Читатель знает, конечно, что замечательное разнообразие политических форм, свойственное греческим полисам, оказалось в исторической перспективе недолговечным. И сменилось оно вовсе не идеальной Политией, о которой мечтал Аристотель, и тем более не утопической Республикой Платона, а монархией, которая на столетия вперед стала доминирующей формой политической организации общества. На первый взгляд случилось именно то, чего так боялся Аристотель: "мир-империи" снова раздавили "мир-экономику". Не будем, однако, торопиться. Ибо европейские абсолютные монархии XV-XVIII веков оказались на самом деле парадоксом.

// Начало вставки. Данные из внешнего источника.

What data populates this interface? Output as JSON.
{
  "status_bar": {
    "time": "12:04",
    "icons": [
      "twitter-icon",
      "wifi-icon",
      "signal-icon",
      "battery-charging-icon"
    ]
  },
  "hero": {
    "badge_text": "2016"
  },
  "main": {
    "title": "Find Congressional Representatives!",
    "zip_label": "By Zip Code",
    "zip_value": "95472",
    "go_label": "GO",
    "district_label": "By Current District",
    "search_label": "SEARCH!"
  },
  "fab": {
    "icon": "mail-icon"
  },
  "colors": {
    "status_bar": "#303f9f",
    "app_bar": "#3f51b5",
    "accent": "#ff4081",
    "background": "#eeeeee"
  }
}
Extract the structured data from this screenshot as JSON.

Хотя они и стремились, как предсказывал Аристотель, "отклониться" к тирании (и даже, как казалось современникам, к деспотизму), им это почему-то не удавалось. Во всяком случае европейская политическая мысль на протяжении столетий предпринимала экстраординарные усилия, чтоб удержать монархию от этого рокового "отклонения". Мы можем обнаружить следы этого драматического усилия уже в XIII веке у английского юриста эпохи первых парламентов Генри де Брактона, в "Похвале английским законам" Джона Фортескью в XV, у Дю-Плесси Морне и – ярче всех – у Жана Бодена в XVI. Собственно, Боден в своей теории "сеньориальной монархии" уже торжествовал победу.

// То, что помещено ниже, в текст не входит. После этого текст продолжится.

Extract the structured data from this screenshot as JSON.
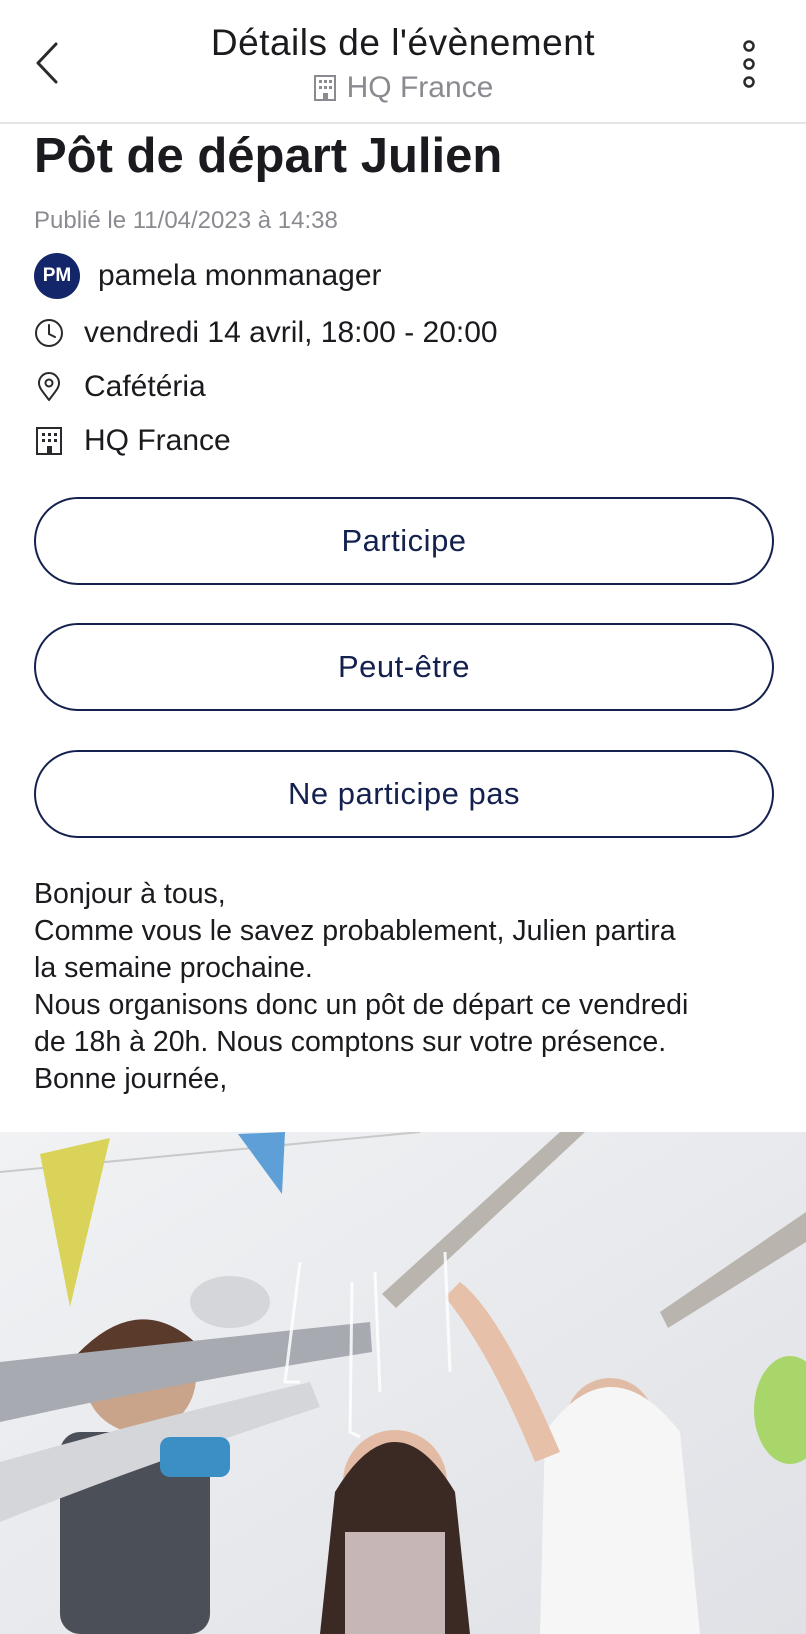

Мы цитировали его мысль, говоря о «вотчинной» теории Пайпса, который считал Боден своим наставником. Мысль была такая: в Европе осталось лишь два режима, при которых "принц становится господином над вещами и личностью своих подданных, управляя ими как глава семьи своими рабами". И заметили его гордый финал: "В Западной Европе народы не потерпели бы такого правительства". Но торжествовал Боден рано. Ибо двумя столетиями позже "отклонение" монархии к тирании достигло в Европе пика. Если верить Мерсье де ла Ривьеру, деспотизм и вовсе стал тогда совершившимся фактом. И самый выдающийся политический мыслитель того времени Шарль-Луи де Секондат, барон де ля Бреде, больше известный как Монтескье, склонен был с этим согласиться.

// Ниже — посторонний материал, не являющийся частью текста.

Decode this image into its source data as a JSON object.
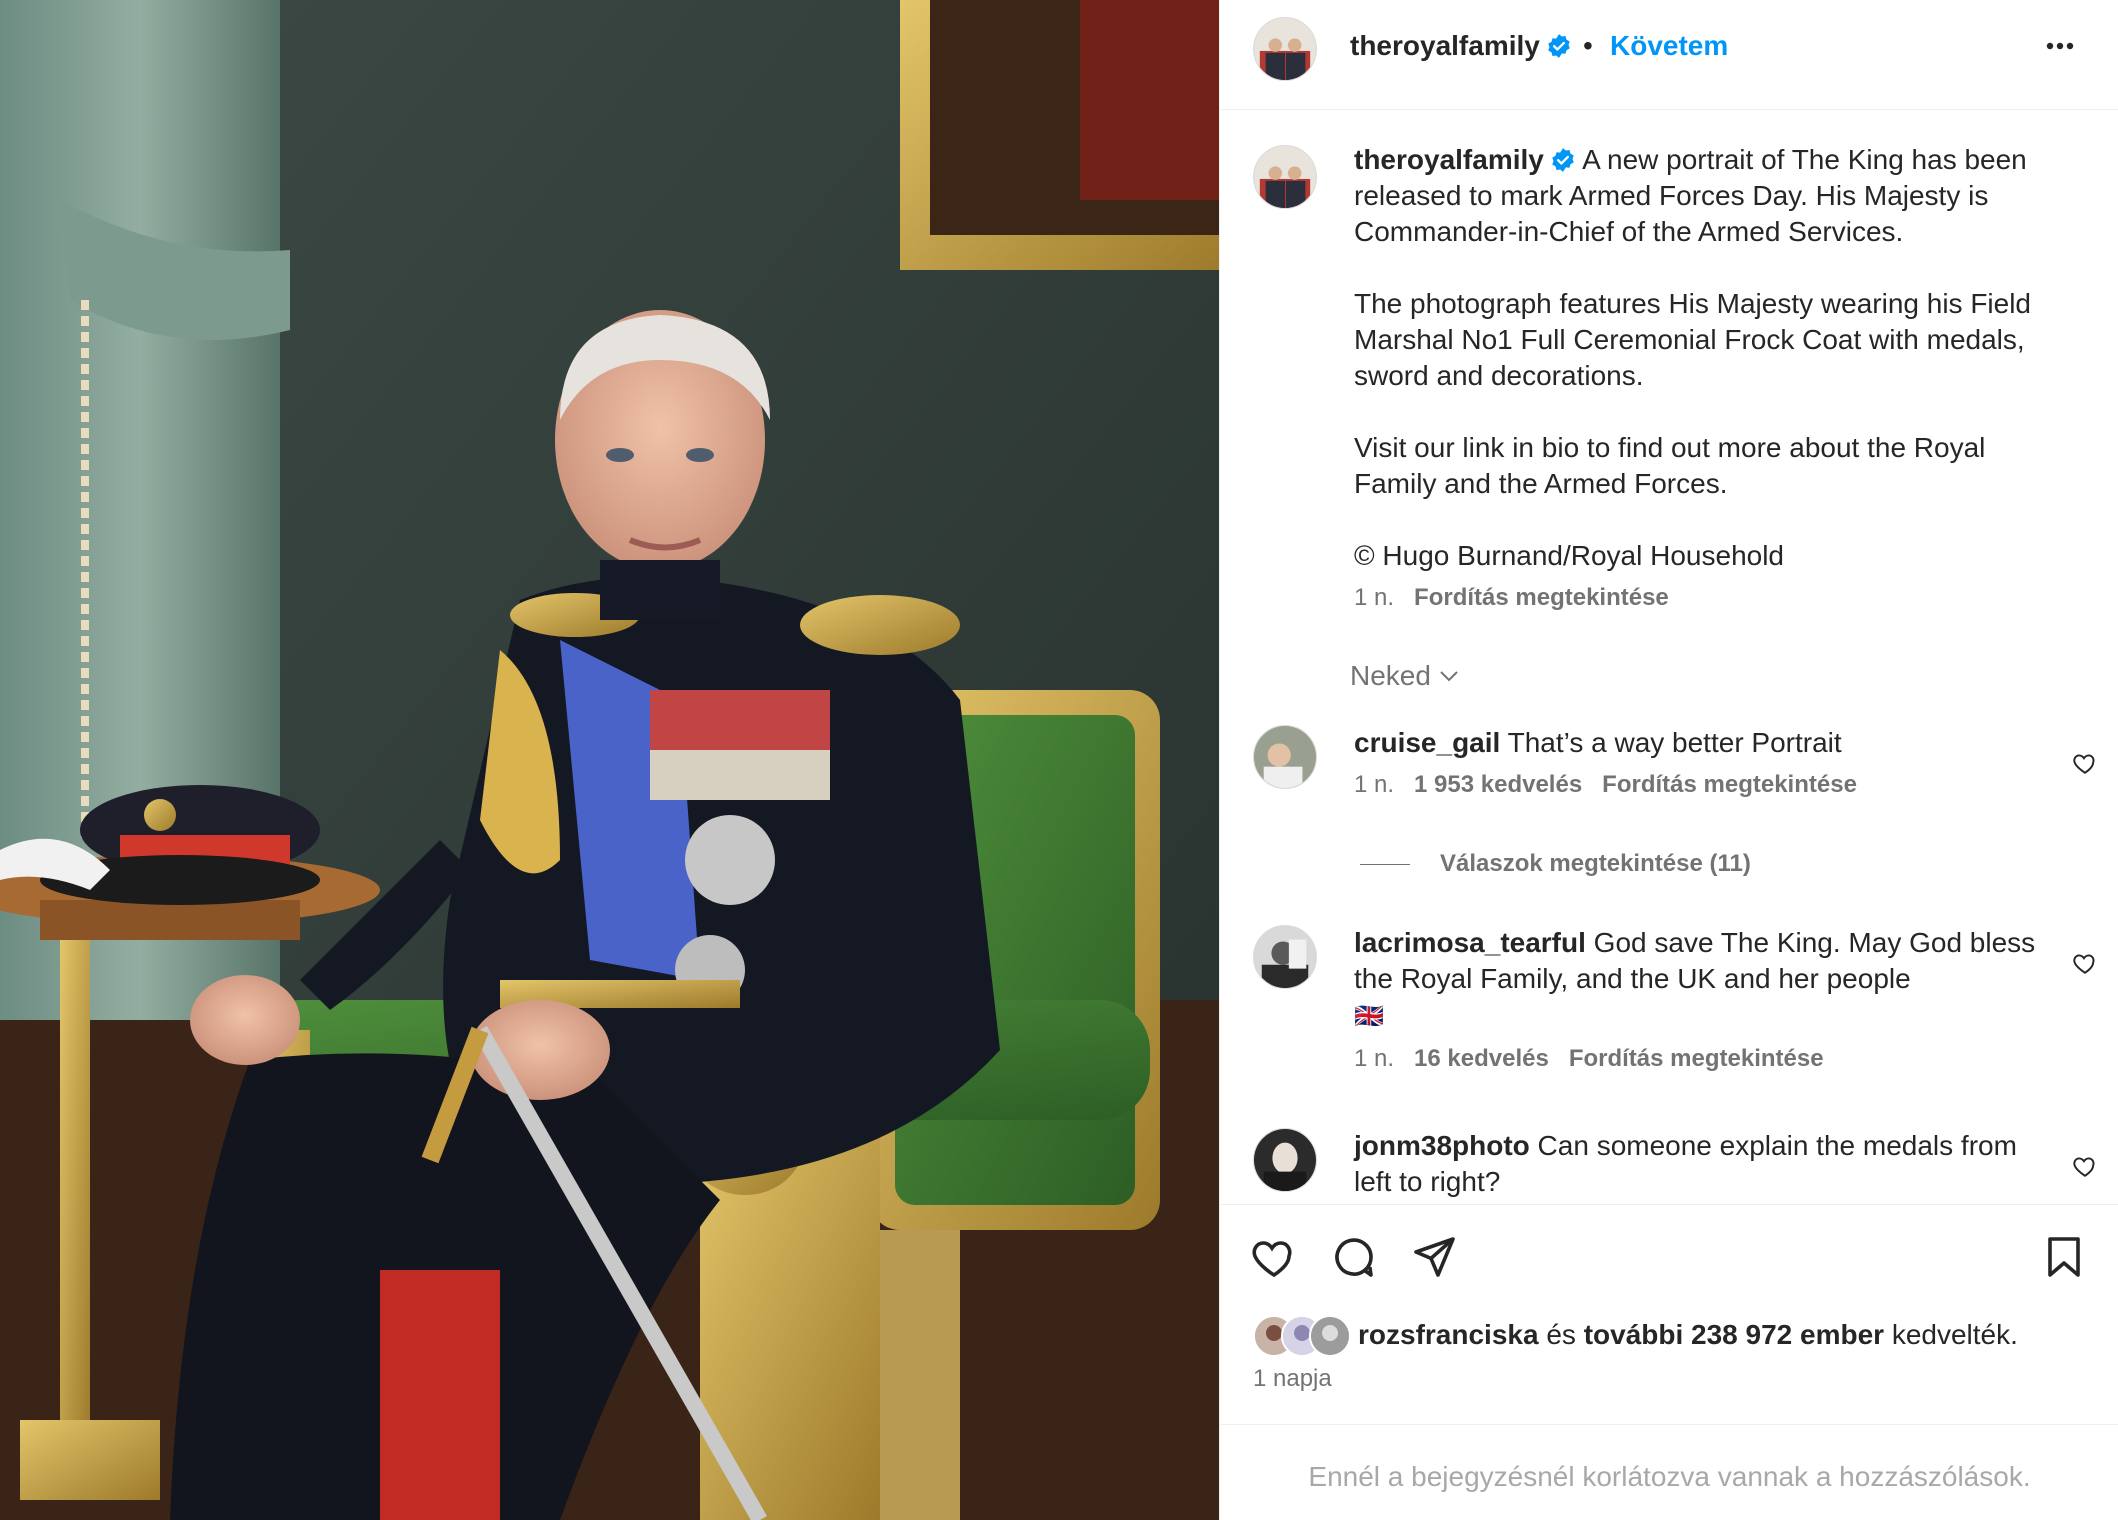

Старый мэтр был пессимистом и консерватором. Он был убежден, что дни etat de droit, правовое государство в переводе на русский) как мы уже знаем называл он абсолютную монахию, сочтены. Другими словами, полагал Монтескье, что вековая борьба, замеченная еще Аристотелем, близится к трагическому финалу. "Как реки бегут слиться с морем, – писал он, – монархии стремятся раствориться в деспотизме". Конечно, Монтескье не сложил оружия и перед лицом этой неумолимой, как ему казалось, судьбы. Напротив, бросил он ей вызов, написав свой "Дух законов", которому суждено было изменить ход истории, – к сожалению, лишь после его смерти.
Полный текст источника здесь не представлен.